Figures ad trolleys emerge: live statues in toga-clothes with reverence to the stiffened comrades in the hall, elevated mannequins posing with the precision of somnambulists or robot like creatures in metallic dresses with their sight fixed on the infinite.
And yet there are small fractures inserted, which make the image crack: a model emerges with small geisha steps and a flie killer swinging in her hand; a woman “plays” with a light green ball in a string – the arm throws the ball up and down in a mechanic St. Vitus dance; a sunset –tableau shows three performers in picturesque profile moving back and forth on the trolley, while watching the neon-sun on the easel.
Also the more precise art historical references are served with dead pan humour. Giorgio de Chirico´s metaphysically stripped off town spaces painted on transparent plexi glass with Japanese gogo dances behind. Or Duchamp´s “Nude descending the Staircase” served with as well the staircase as the nude in movement, but in hasty flashing stroboscopic light making it difficult to grasp. The study of the nude body in movement evolved to a pure study of time.
In spite of the conciseness of the single images in terms of aesthetic language and technical precision, Kirsten Dehlholm, Tomas Lahoda and the Dumb Type people do not succeed in gathering them to a coherent composition.
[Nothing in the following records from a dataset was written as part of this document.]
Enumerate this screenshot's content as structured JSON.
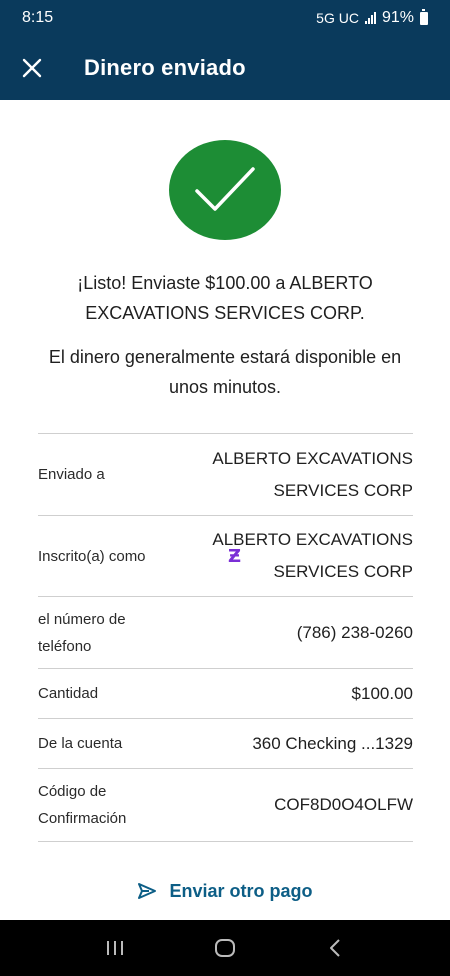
{
  "status_bar": {
    "time": "8:15",
    "network": "5G UC",
    "battery": "91%"
  },
  "header": {
    "title": "Dinero enviado",
    "close_icon": "close-icon"
  },
  "confirmation": {
    "icon": "check-icon",
    "line1": "¡Listo! Enviaste $100.00 a ALBERTO EXCAVATIONS SERVICES CORP.",
    "line2": "El dinero generalmente estará disponible en unos minutos."
  },
  "details": {
    "sent_to": {
      "label": "Enviado a",
      "value": "ALBERTO EXCAVATIONS SERVICES CORP"
    },
    "enrolled_as": {
      "label": "Inscrito(a) como",
      "value": "ALBERTO EXCAVATIONS SERVICES CORP",
      "badge": "Ƶ"
    },
    "phone": {
      "label": "el número de teléfono",
      "value": "(786) 238-0260"
    },
    "amount": {
      "label": "Cantidad",
      "value": "$100.00"
    },
    "from_account": {
      "label": "De la cuenta",
      "value": "360 Checking ...1329"
    },
    "confirmation_code": {
      "label": "Código de Confirmación",
      "value": "COF8D0O4OLFW"
    }
  },
  "actions": {
    "send_again": "Enviar otro pago"
  },
  "colors": {
    "header_bg": "#0a3a5c",
    "success_green": "#1d8d35",
    "link_blue": "#0d5e86",
    "zelle_purple": "#7b2fd6"
  }
}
Not only does the rhythm of the performance seem to depend too much on the technical side, but the tableaux have a tendency to fall apart as singular, static statements.
A special enigmatic atmosphere does not radiate from them, apart from the fact that it is not possible to see any obvious connection between them.
In terms of performance theatre it is however absolutely worth seeing, in understanding with the fact that theatre (from the Greek theastai) basically is about seeing. The constellation of the feeling for the space of Hotel Pro Forma, and the computer aesthetic of Dumb Type really can produce scenic images of astonishing power. Strongest in the tableau, where three transparent inflatable plastic chairs move through the space each carrying a figure presenting on their lap a TV monitor with the image of heart and lungs. Insight to the inner sphere of the body via the technique and transformed into movement and time.
Amazing art and here with an unmistakable touch of enigma.